Euripide, Les Suppliantes
La justice par la mesure : durant des siècles dans le monde hellénique, ce principe se traduit concrètement à travers tous les comptoirs grecs par l’usage dans les transactions d’une petite balance à levier : le statère. Cette balance ingénieuse est encore utilisée sur les marchés méditerranéens de nos jours ; elle met en rapport le poids de la marchandise d’une part à un étalon de mesure de poids d’autre part. Et ce référent à l’époque de la Grèce antique, ce n’était pas le poids étalon d’un kilo (qui est une invention de la Révolution française) mais le multiple du poids d’une pièce d’argent. Ce multiple est plus ou moins grand selon la valeur relative communément admise de la substance à peser (bois, pierre, viande, vin, etc. ), car les Grecs savaient bien qu’à poids égal, toutes les substances n’ont pas la même valeur. Ce multiple se traduit sur la balance par la distance du gradient sur le levier (le « fléau »), en contrepoids d’une pièce d’argent standard, qui finira par prendre le nom de l’instrument : le statère (statêr : « balance », « prix d’une chose ») [note 1 — 1 statère d’argent pouvait valoir entre 2 et 4 drachmes d’argent, 1 statère d’or entre 20 et 28.].
Le statère s’institue à l’usage comme un étalon de mesure général des poids des choses dans leur rapport à la valeur. Ainsi toutes les substances sont mises en rapport dans un vaste domaine transactionnel de substitutions possibles, un domaine fait de jugements de valeur rationalisables.
1 statère correspondait à ce qu’il fallait pour vivre dans une cité grecque à l’époque antique classique. Un bon repas en ville coûte 1 obole, et un hébergement frugal se trouve pour 2 oboles. Cela dit, un esclave vaut au minimum 70 drachmes, et une maison 3 000 drachmes.
La drachme athénienne est de loin la monnaie la plus répandue dans le monde antique (la « tétradrachme » (4 drachmes) était le statère athénien, elle faisait 4,32 g d’argent, soit un centième de mine attique). Le puissant réseau des comptoirs et des changeurs grecs l’impose comme monnaie standard du commerce méditerranéen. Frappée du profil d’Athéna sur l’obverse et de l’effigie de la chouette de Minerve sur le revers [note 2 — Sur leurs pièces, les Grecs affichent leur mythologie, leurs dieux (et leurs attributs symboliques).], elle était réputée pour la netteté de sa frappe et la perfection irréprochable de sa mesure, exempte de toute adultération. Cette réputation monétaire impeccable participa grandement à la puissance commerciale grecque. C’est ainsi que la démocratie athénienne s’est donnée comme un modèle universel ouvert sur l’extérieur.

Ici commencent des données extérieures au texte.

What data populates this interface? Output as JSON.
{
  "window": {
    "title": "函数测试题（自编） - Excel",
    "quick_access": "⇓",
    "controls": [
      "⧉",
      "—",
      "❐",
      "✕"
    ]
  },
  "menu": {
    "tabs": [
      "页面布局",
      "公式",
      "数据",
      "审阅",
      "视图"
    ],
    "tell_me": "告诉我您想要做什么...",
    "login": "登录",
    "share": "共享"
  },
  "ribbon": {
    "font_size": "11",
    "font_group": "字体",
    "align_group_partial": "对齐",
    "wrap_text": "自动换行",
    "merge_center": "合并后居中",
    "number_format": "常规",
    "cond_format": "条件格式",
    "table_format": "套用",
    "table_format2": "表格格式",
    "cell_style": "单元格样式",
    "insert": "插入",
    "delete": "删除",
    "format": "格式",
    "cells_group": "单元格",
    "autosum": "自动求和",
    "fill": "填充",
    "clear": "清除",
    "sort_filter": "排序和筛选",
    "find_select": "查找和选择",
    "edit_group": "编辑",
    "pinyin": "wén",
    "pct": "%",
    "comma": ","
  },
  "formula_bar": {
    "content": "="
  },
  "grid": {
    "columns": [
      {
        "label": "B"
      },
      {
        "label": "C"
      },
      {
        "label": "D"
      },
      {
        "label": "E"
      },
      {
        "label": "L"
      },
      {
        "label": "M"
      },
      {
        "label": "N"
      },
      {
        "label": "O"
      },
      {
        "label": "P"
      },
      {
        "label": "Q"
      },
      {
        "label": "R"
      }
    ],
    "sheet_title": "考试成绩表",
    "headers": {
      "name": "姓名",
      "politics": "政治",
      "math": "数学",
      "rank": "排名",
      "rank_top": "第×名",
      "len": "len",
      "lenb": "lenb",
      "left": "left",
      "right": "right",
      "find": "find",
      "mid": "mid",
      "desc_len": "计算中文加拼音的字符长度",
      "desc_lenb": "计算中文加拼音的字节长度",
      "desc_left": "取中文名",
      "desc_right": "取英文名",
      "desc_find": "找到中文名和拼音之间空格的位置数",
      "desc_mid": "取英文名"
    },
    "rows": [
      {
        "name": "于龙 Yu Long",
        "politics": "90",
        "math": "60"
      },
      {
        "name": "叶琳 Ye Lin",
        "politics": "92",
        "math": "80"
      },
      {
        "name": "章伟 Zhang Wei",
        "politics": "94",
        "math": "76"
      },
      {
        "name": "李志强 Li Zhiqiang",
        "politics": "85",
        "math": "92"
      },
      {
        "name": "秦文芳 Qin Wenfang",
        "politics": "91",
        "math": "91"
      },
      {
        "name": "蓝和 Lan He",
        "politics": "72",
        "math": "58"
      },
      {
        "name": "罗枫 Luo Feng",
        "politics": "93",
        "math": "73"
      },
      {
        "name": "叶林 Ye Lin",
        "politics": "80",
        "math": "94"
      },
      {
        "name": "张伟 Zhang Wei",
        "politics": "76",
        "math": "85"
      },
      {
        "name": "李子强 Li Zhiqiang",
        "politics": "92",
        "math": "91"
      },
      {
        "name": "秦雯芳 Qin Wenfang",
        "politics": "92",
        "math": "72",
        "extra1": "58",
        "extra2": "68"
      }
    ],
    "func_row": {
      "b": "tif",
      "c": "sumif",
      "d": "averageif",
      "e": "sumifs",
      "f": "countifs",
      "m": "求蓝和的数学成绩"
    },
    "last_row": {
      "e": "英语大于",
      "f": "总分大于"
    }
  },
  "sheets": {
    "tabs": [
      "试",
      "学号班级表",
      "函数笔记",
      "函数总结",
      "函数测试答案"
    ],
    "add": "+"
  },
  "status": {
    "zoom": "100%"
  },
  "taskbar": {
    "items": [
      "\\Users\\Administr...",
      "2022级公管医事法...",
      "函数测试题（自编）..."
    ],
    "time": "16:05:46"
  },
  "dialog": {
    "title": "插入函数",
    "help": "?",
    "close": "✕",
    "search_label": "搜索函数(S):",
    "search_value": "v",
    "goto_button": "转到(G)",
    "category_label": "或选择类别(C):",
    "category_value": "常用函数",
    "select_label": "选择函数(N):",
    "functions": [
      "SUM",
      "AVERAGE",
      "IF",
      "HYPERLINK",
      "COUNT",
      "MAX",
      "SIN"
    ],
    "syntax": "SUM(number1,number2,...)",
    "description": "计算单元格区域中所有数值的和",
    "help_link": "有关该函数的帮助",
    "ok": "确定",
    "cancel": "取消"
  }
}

L’époque de la Grèce antique, ce n’est pas l’acte de naissance de la monnaie, c’est l’acte de naissance de l’usage massif de la monnaie métallique manuelle : les pièces de monnaie. C’est que, l’usage populaire de la monnaie métallique manuelle, ça fait du souci de la mesure un bien commun. C’est l’instrument qui va de pair avec le développement du marché et de la rationalisation décentralisée des activités quantifiées. Le problème de l’objectivité des représentations s’intensifie (phantasia kataleptike).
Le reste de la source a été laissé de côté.